1.  What are the Effort categories that Effort Tracker tracks?

Click on this link to see a summary of Effort Tracker’s five categories.

2.  What is the best way to begin using Effort Tracker

a)  Use Effort Tracker’s Participation category to get students used to being called on randomly for participation opportunities.  After a week or so, tell students that you will now be using the app to both select students for participation and to score how well students are maintaining their focus in class.  When answering questions, students do not need to respond with the correct answer to get a high effort score.  Students who repeat the question in their response are also showing that they are paying attention and therefore deserve a high effort score.  (E.g. “I don’t remember the capitol of Minnesota.”)  For more information, see our screencast on the Participation category or pages 4-8 of the Teacher Manual.

b) At the same time (or a day or so after) that you inform students that their participation effort will be scored, tell them that the app will also be used to give recognition to students that are staying focused and following all class rules.  Under the Recognition category, student names are randomly listed along with a percentage that shows the average of each students most recent three scores.  Let your class know how many students you plan to “Recognize” per class period or section of the day and that students may earn a bonus to their Overall Effort Tracker percentage when they earn Recognition.  (A screencast on the Recognition Bonus Program will be on our Support page soon.  Or see pages 9 and 10 of the Teacher Manual).

c) Consider upgrading to Effort Tracker Pro to compile a more complete assessment of student in-class effort.  (Screencasts on Effort Tracker Pro categories of On-Task, Ready, and Class Rules will be on our Support page soon.  For now, see descriptions of these Effort Tracker categories on pages 11-15 of our Teacher Manual )

3.  What reaction do students have to the Effort Tracker program?

Student reaction varies by Effort Tracker category:

I teach at the middle school level – almost all students are happy to receive  “Effort Awards” and will often remind me, if I run out of time at the end of a class period, how many additional Effort Awards I owe that class on the following day.  My guess is that it would also work very well in the elementary grades.  Not sure about high school but I would certainly give it a try.

This category can stop or greatly diminish the common pattern of students taking on roles in the class.  For simplicity I’ll break the roles into three groupings: Group A are students who nearly always participate and can be counted on to answer teacher questions.  Group B are students who generally pay attention but prefer to limit their participation.  Group C may not be tuned in at all.  By using the Participation category to randomly call on students to participate, the roles students have played in the past or play in other classes are disrupted.
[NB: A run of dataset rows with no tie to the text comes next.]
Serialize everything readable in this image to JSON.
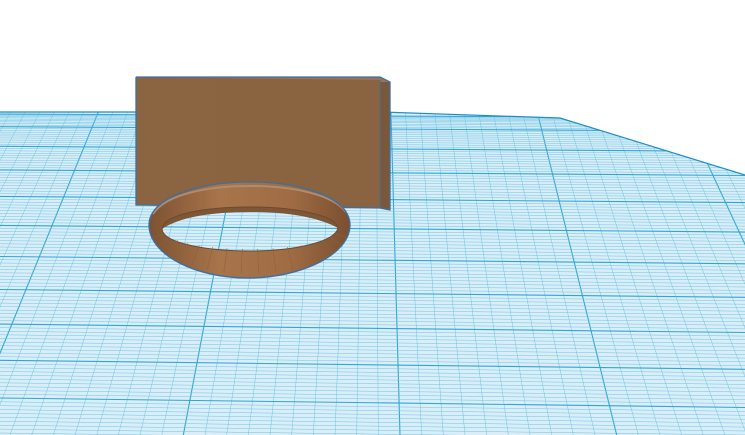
{
  "viewport": {
    "background": "#ffffff"
  },
  "workplane": {
    "fill": "#d9eef8",
    "grid_minor_color": "#6fc3e3",
    "grid_major_color": "#2fa6d6",
    "edge_color": "#1e8fc2"
  },
  "shapes": [
    {
      "kind": "box",
      "color": "#8b6442",
      "edge_color": "#3d6fa3"
    },
    {
      "kind": "ring",
      "color": "#9a6a43",
      "edge_color": "#3d6fa3"
    }
  ]
}
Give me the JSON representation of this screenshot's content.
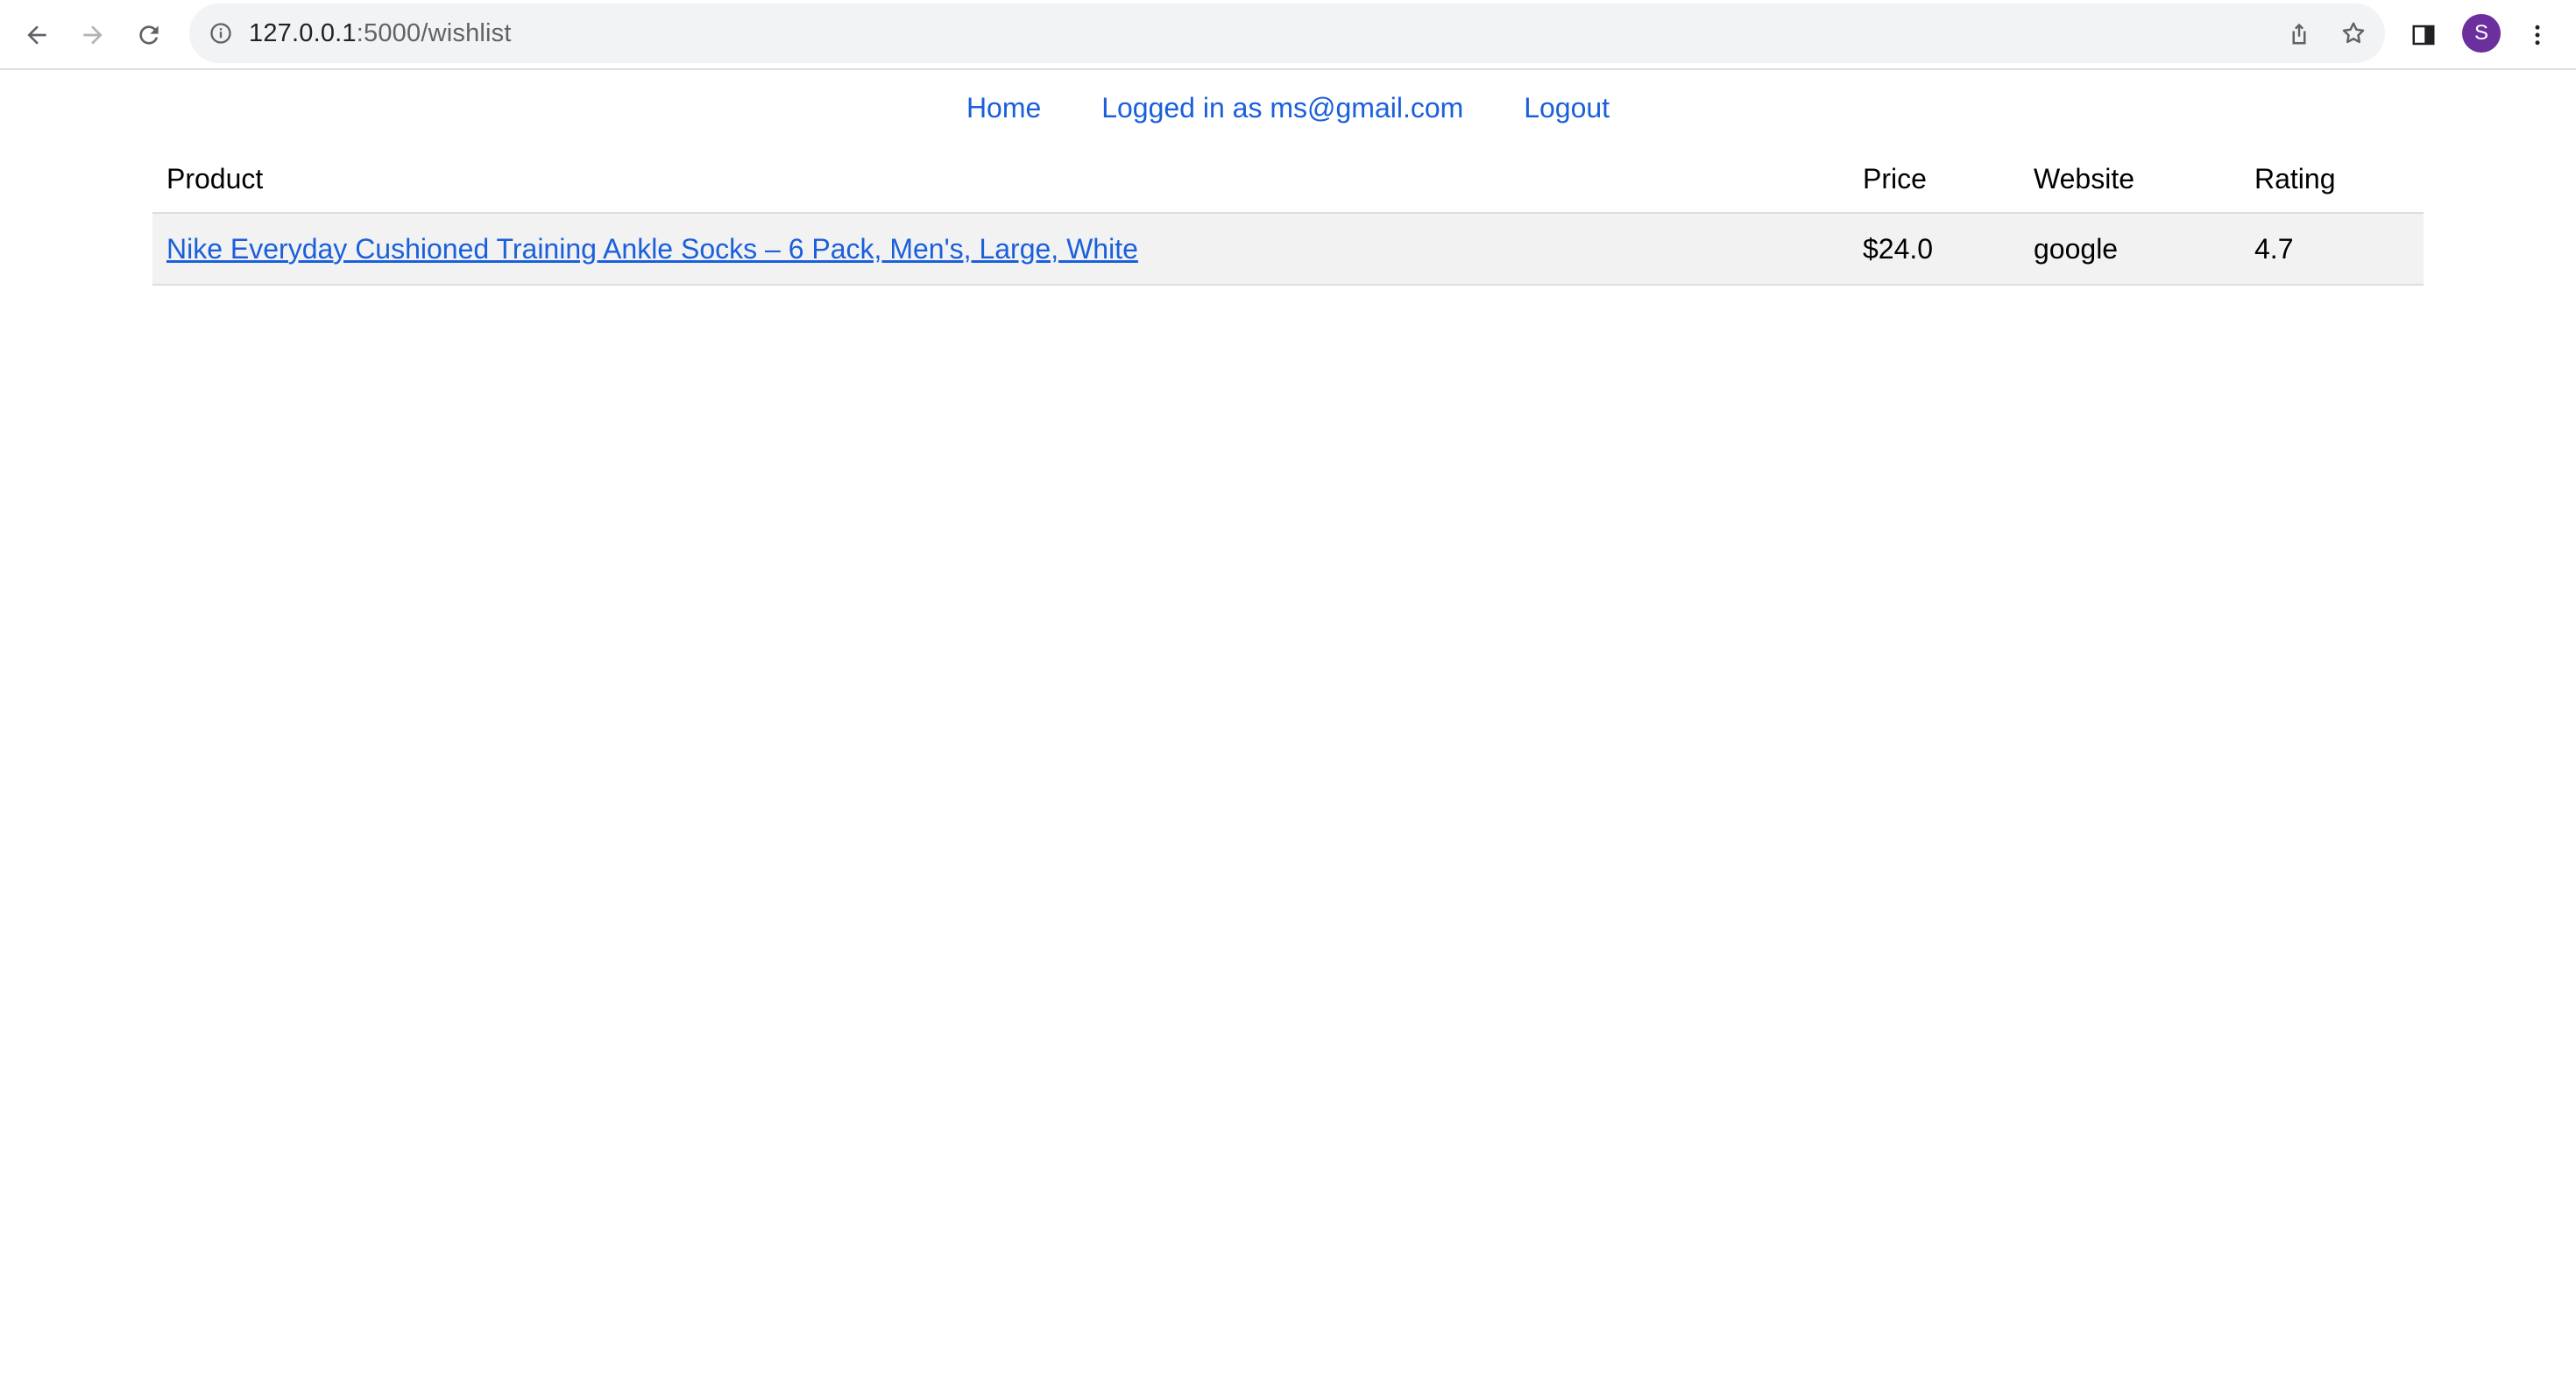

Students in Group A will not be talking as much (some may not like this change).  Students in Group B will be talking more and their reaction will be mixed.  Some from Group B want to participate but don’t want to raise their hand and look interested (back in 7th grade, I would have been in this group).  Group C will check out less often and learn more – reaction mixed.

When scoring the On-task category I’m careful to state that I’ll be coming around to give students credit (instead of saying “if you are off task you will get a low score”).  I am holding students accountable but I want to phrase it in a positive light.   Most students like getting credit for the work they are doing.  Some students, who are used to checking-out during individual or group activities, improve their effort as a result of more frequent scoring/check-ins (especially if they know that some adult – parent, guardian, teacher – consistently checks their Effort Tracker Student Report).